With opportunities for generating revenue piling up, the volume of notices has continued to increase, causing headaches for users and ISPs alike. The phenomenon has also been felt at the University of Calgary, which acts as a service provider to thousands of students.

Inevitably, some of those students have been using their connections to obtain music and movies for free, which has led to the university receiving large numbers of notices. So, in an effort to reduce the instances of alleged infringement, the university has recently banned BitTorrent usage on several WiFi networks.

Speaking to student newspaper The Gauntlet, vice-president finance and services Linda Dalgetty said that the effect was felt immediately. During the first eight days of the ban, the university received 90% fewer notices than usual.

“I think what we’re finding is it has definitely made a difference. But we have to monitor that, because statistically, we have to go through a longer time frame than eight days,” Dalgetty said.

According to Dalgetty, reducing the number of infringement notices wasn’t the only consideration. The volume of traffic and other threats were also on the agenda.

“The more streaming we have on the campus, the more it impacts network performance and that takes away the user experience for other pursuits,” she said. “The third [reason] is security. The more streaming we have, the [higher chance] of inadvertently downloading something that would create issues.”
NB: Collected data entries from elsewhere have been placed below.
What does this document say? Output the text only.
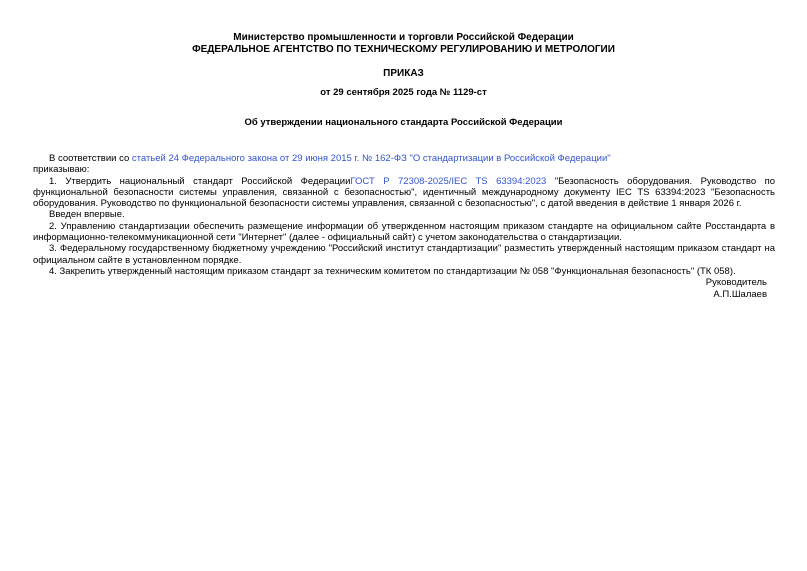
Министерство промышленности и торговли Российской Федерации
ФЕДЕРАЛЬНОЕ АГЕНТСТВО ПО ТЕХНИЧЕСКОМУ РЕГУЛИРОВАНИЮ И МЕТРОЛОГИИ
ПРИКАЗ
от 29 сентября 2025 года № 1129-ст
Об утверждении национального стандарта Российской Федерации

В соответствии со статьей 24 Федерального закона от 29 июня 2015 г. № 162-ФЗ "О стандартизации в Российской Федерации"

приказываю:

1. Утвердить национальный стандарт Российской ФедерацииГОСТ Р 72308-2025/IEC TS 63394:2023 "Безопасность оборудования. Руководство по функциональной безопасности системы управления, связанной с безопасностью", идентичный международному документу IEC TS 63394:2023 "Безопасность оборудования. Руководство по функциональной безопасности системы управления, связанной с безопасностью", с датой введения в действие 1 января 2026 г.

Введен впервые.

2. Управлению стандартизации обеспечить размещение информации об утвержденном настоящим приказом стандарте на официальном сайте Росстандарта в информационно-телекоммуникационной сети "Интернет" (далее - официальный сайт) с учетом законодательства о стандартизации.

3. Федеральному государственному бюджетному учреждению "Российский институт стандартизации" разместить утвержденный настоящим приказом стандарт на официальном сайте в установленном порядке.

4. Закрепить утвержденный настоящим приказом стандарт за техническим комитетом по стандартизации № 058 "Функциональная безопасность" (ТК 058).

Руководитель
А.П.Шалаев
Despite the ban, if people at the university simply must use BitTorrent as part of their academic activities they can apply for an exemption. Any use must be permitted under copyright law for the application to be successful.

Moving forward, the university may not stop at only blocking BitTorrent. Speaking with TorrentFreak, The Gauntlet news editor Scott Strasser shared information which indicates that if there are problems with other file-sharing tools, they too could be subjected to a block.

The university’s BitTorrent ban is the latest fallout from Canada’s notice-and-notice regime. Earlier this month, Christine McMillan from Ontario made the headlines as the more recent victim of copyright trolls. They accused the 86-year-old of illegally downloading a zombie game and warned that a $5,000 fine could follow.

McMillan has refused to pay the fine.